Das vorletzte Kapitel, „Rückblick: Ein
halbes Jahrhundert Migrationserfahrung
zwischen Kosovo und Deutschland“
(191–201), von der Historikerin und Mitbegründerin der European Stability Initiative Verena Knaus, bettet die Biographien
in den historischen, sozialpolitischen und
sozioökonomischen Kontext ein. Dies ist
konzise und gut lesbar geschrieben, jedoch
wünscht sich der Leser an manchen Stellen
eine etwas stärkere Einbindung in die gesamtjugoslawische Geschichte. Als kleines
Manko des Bandes ist zu kritisieren, dass
einige faktische Ungenauigkeiten in den
Interviews, wie falsch erinnerte Daten, von
den Herausgebern unkommentiert übernommen werden.
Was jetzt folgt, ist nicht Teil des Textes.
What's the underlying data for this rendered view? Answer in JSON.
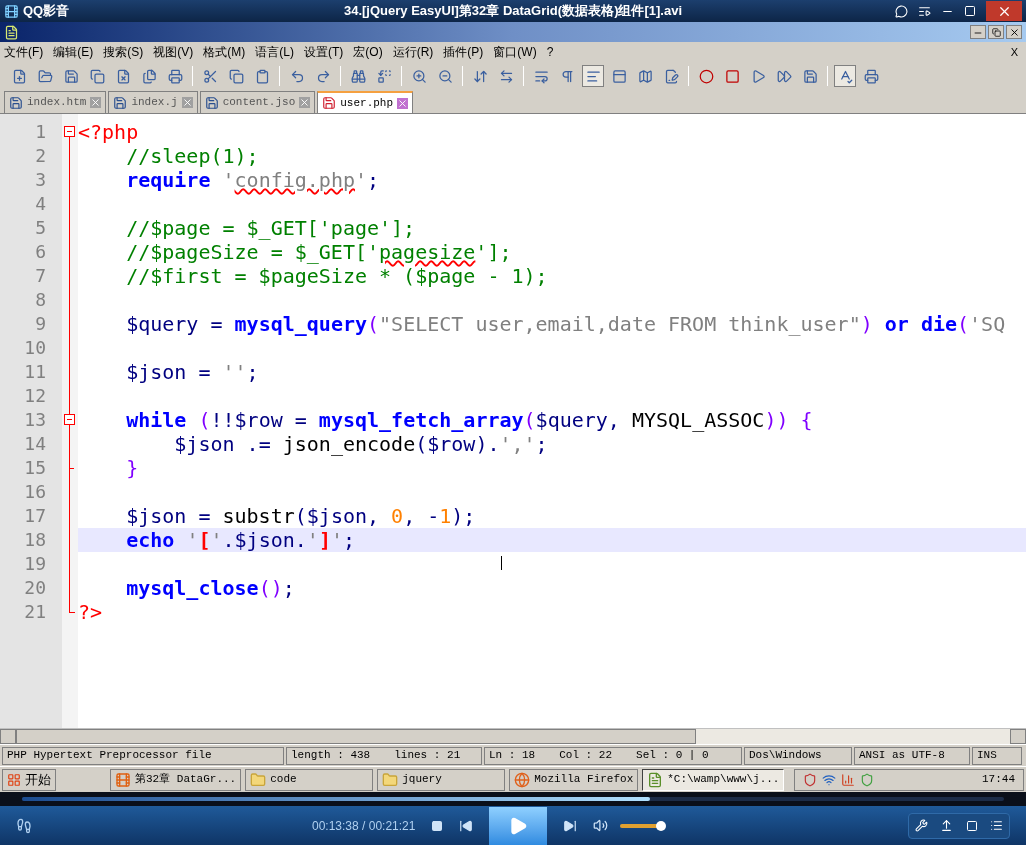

Bereits 2009 erschien die albanischsprachige Originalausgabe Atdheu në valixhe.
Rrëfime të emigrantëve kosovarë në Gjermani
[Heimat im Koffer. Erzählungen kosovarischer Migranten in Deutschland] im Anschluss an die produktive Zusammenarbeit beider Autoren bei Qendra Multimedia,
Prishtina. Diese 2002 von Jeton Neziraj als
Theater- und Kulturprojekt gegründete
Künstlercompagnie bringt, oft in Kooperation mit europäischen Künstlern und
Institutionen auch aus dem ehemaligen
Jugoslawien, gesellschaftskritische und
erinnerungspolitische Kunst und Populärwissenschaft hervor, die in staatlichen Kul-
tureinrichtungen aufgrund des geforderten
Beitrags zur Festigung der ethnonationalen
Meistererzählung von jahrhundertelanger
Viktimisierung und anschließender heroischer Befreiung von fremden Unterdrückern durch die kosovarische Befreiungsarmee keinen Platz findet. Den Band auf
Deutsch und auf Albanisch zu veröffentlichen ist angesichts des impliziten Auftrags, den Stereotypen über die Migranten
sowohl in der Herkunfts- als auch in der
Aufnahmegesellschaft ein differenziertes
Bild entgegenzusetzen, konsequent.
Interessant machen den Band einerseits
die einfühlsam dargestellten, subjektiven
Perspektiven der Migranten, andererseits
der reflektierte Umgang der Autoren mit
dem durch ihre Herkunftsgesellschaft
geprägten Blick auf das Thema; erhöht
wurde dieses Reflektionsvermögen wohl
auch durch die Migrationserfahrungen der
beiden Autoren in das Land des jeweils Anderen. Migranten aus dem Kosovo – häufig
„passiver“ Gegenstand von Experten- und
Mediendiskursen – wird selten Raum bzw.
eine Stimme gegeben, ihre Erfahrungen
und Empfindungen zu berichten. Durch
die vorgenommene Perspektivenumkehrung leistet der Band einen gesellschaftlich
relevanten Beitrag zu den Migrationsdebatten in Kosovo sowie in Deutschland. Die
sensibel dargestellten Lebensgeschichten
brechen das Bild einer vermeintlich homogenen Gruppe der Migranten auf und
porträtieren die komplexen Identitäten
und multiplen Loyalitäten der Betroffenen zwischen Herkunfts- und Aufnahmegesellschaft. Es bleibt zu wünschen, dass
der Band, wie von Verena Knaus angeregt
(201), dazu beitragen kann, dass betroffene Individuen und Familien stärker in der
Diskussion um Migrationspolitik berücksichtigt werden.